Not only this, but at that time the bar at the Marriot (which then was the Holiday Inn) and at the Pearl Continental in ‘Pindi were open. True, they used to be deserted for the most part but for non-Muslims and foreigners they were technically open…although by that time it was a hassle going in.
Gen Zia, however, faced three problems: one was the Bhutto trial which was going on at the time; second was his quest for legitimacy in that he had to create some basis for his rule; and third his government was broke, it had no money. Quite apart from the fact that he himself was a religiously-inclined person, beating the drums of Islam, which he proceeded to do, fitted all three necessities. So in February 1979, just two months before Bhutto’s hanging, he tightened the screws further.
The Parsi liquor outlet was closed. The bars were closed. To further bolster his pietistic credentials the Hadood Ordinance was passed which prescribed tougher punishments for zina (fornication) and drinking. This last according to Sardar Muhammad Chaudry, a senior police officer at the time (in his book, The Ultimate Crime) was a sop to Saudi Arabia to which Gen Zia looked as a likely financial benefactor. (Incidentally, Pakistan’s finances were in such a state at the time, that the government felt little qualms in taking a loan of 100 crore rupees, a substantial sum then but in today’s money a pittance, from Seth Abid the well-known ‘financier’.)
Simple prohibition is easily dealt with. The problem is the Hadood Ordinance which turns drinking and the possession of liquor into major crimes. Drinking hasn’t been cut down as a result. Only the police’s ability to harass citizens, mostly the defenceless and the weak, has increased. There is no need for anything else. Only if the Hadood Ordinance is done away with Pakistan immediately becomes a more free society.

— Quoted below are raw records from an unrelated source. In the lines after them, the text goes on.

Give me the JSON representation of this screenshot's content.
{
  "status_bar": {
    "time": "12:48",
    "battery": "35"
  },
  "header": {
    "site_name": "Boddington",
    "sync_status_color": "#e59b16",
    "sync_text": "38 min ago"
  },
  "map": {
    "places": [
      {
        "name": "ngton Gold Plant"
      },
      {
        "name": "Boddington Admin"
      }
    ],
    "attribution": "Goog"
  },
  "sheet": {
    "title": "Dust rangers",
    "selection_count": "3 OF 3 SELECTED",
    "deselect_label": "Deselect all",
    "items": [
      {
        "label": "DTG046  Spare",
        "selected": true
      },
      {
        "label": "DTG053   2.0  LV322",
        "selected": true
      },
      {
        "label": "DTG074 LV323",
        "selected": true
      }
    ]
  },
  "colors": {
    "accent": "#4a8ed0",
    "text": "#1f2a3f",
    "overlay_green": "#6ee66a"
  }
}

Democracy and freedom of speech are for the rich and the drawing room classes…and for the liberati who throng to such praiseworthy endeavours as literary festivals. They don’t mean a thing to the masses. But the removal of the Hadood Ordinance will have an impact on the poorest sections of society. The police sniffing your breath or asking couples for their marriage papers is done on the strength of this law, a millstone round the country’s neck if ever there was one.
We can’t keep this a hermetically-sealed society and hope at the same time to defeat extremism. A more relaxed and a more open society is part of the answer to extremism. But a country which can’t bring itself to be sensible about something as innocuous as YouTube, how do we expect it to show courage over something slightly more complicated? So I suppose we’ll have to survive our lit fests on the second-rate coffee that is available.
Lit fests, I can’t help adding, are brilliant occasions to interact with and preach to the already converted. They are occasions for the liberati to get together and feel good about themselves…that they are engaged in a worthy cause and are discussing worthy things. But lit fests also underscore one of Pakistan’s basic problems: the vast gulf between the liberati and the rest of Pakistan.